Between group therapy and appointments with her psychiatrist and therapist, new mom Hosier visits the center almost everyday—a 45-minute two-bus commute. She says it’s helpful that everything she needs to stay off drugs is in one place, including a pharmacy where she can immediately refill her prescription. And staff help her with the job hunt, driving her to drop off job applications.
She says it’s working for her. “I've stayed clean for my daughter and my son now,” she says.
In addition to her treatment at the Bowen Center, Hosler is learning to manage her disease and her life. One of many steps on her to-do list includes getting a job. During a supervised visit with Kavaiya, her CPS caseworker told her she’s good with kids. So she may consider a career in daycare or social work. But she says it’s daunting building a career now after having lost so much time to drugs.
“I can’t get those years back. I wish I could,” she says, “But I’m not old yet.
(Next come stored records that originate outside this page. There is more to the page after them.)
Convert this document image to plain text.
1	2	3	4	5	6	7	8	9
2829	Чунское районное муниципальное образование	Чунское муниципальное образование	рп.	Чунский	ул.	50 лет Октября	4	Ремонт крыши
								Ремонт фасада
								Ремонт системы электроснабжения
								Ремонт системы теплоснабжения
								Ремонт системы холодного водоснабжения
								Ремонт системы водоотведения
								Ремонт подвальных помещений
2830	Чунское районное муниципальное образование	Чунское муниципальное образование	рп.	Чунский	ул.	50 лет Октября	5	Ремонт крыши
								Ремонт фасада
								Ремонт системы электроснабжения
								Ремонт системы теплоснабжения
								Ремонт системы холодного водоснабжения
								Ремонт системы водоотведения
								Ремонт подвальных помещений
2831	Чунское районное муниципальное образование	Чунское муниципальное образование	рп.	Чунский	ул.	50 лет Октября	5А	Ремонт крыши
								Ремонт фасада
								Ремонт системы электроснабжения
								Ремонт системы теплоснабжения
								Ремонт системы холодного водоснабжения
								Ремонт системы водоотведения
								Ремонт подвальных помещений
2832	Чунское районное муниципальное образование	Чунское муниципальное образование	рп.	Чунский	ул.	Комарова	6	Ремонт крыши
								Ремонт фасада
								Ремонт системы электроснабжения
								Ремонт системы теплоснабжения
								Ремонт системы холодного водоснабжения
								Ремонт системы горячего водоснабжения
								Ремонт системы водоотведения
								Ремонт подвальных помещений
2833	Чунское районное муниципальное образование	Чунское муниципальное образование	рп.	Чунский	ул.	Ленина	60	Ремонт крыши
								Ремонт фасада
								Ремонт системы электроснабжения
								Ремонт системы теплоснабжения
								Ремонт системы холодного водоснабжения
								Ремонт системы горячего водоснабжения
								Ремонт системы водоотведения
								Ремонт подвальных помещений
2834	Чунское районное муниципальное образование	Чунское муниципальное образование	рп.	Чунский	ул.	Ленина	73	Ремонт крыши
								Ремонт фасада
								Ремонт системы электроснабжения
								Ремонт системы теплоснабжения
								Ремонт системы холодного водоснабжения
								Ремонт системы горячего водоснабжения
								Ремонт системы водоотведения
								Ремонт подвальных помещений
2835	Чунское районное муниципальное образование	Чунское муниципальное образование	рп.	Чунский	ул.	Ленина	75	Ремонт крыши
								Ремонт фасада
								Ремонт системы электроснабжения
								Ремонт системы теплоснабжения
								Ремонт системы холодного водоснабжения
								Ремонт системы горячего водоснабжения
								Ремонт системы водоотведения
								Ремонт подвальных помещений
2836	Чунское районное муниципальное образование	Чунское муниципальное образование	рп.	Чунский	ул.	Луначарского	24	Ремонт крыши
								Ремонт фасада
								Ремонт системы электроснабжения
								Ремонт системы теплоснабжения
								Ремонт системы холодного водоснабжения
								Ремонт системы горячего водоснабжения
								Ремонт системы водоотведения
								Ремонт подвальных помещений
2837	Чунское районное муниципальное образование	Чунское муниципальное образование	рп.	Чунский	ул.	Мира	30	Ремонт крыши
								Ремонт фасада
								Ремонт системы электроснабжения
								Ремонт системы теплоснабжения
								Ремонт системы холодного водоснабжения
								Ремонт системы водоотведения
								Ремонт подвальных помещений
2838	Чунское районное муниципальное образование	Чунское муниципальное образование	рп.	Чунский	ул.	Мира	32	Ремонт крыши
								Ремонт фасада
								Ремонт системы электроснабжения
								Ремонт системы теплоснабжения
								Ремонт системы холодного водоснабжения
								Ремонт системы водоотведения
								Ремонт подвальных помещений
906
I could still make something of myself.”
At lunchtime, Hosler reunites with Marsean and her boyfriend at the bus stop where she started her day. She says sometimes she rides the bus all day.
This is what we do. We got to get a car. We used to have two cars, but things happen and addiction will do that to you,” she says. “It’s a very bad disease and it rips everything away from you.”
She says her kids keep her going. “Just waking up seeing my kids faces: that’s the best feeling in the world. Especially this little guy,” she looks down at Marsean. “His smile.”
Someday soon she hopes to bring Kavaiya home. She recently started renting an apartment.
Her boyfriend now works seven days a week at a plastics factory. These steps help her case.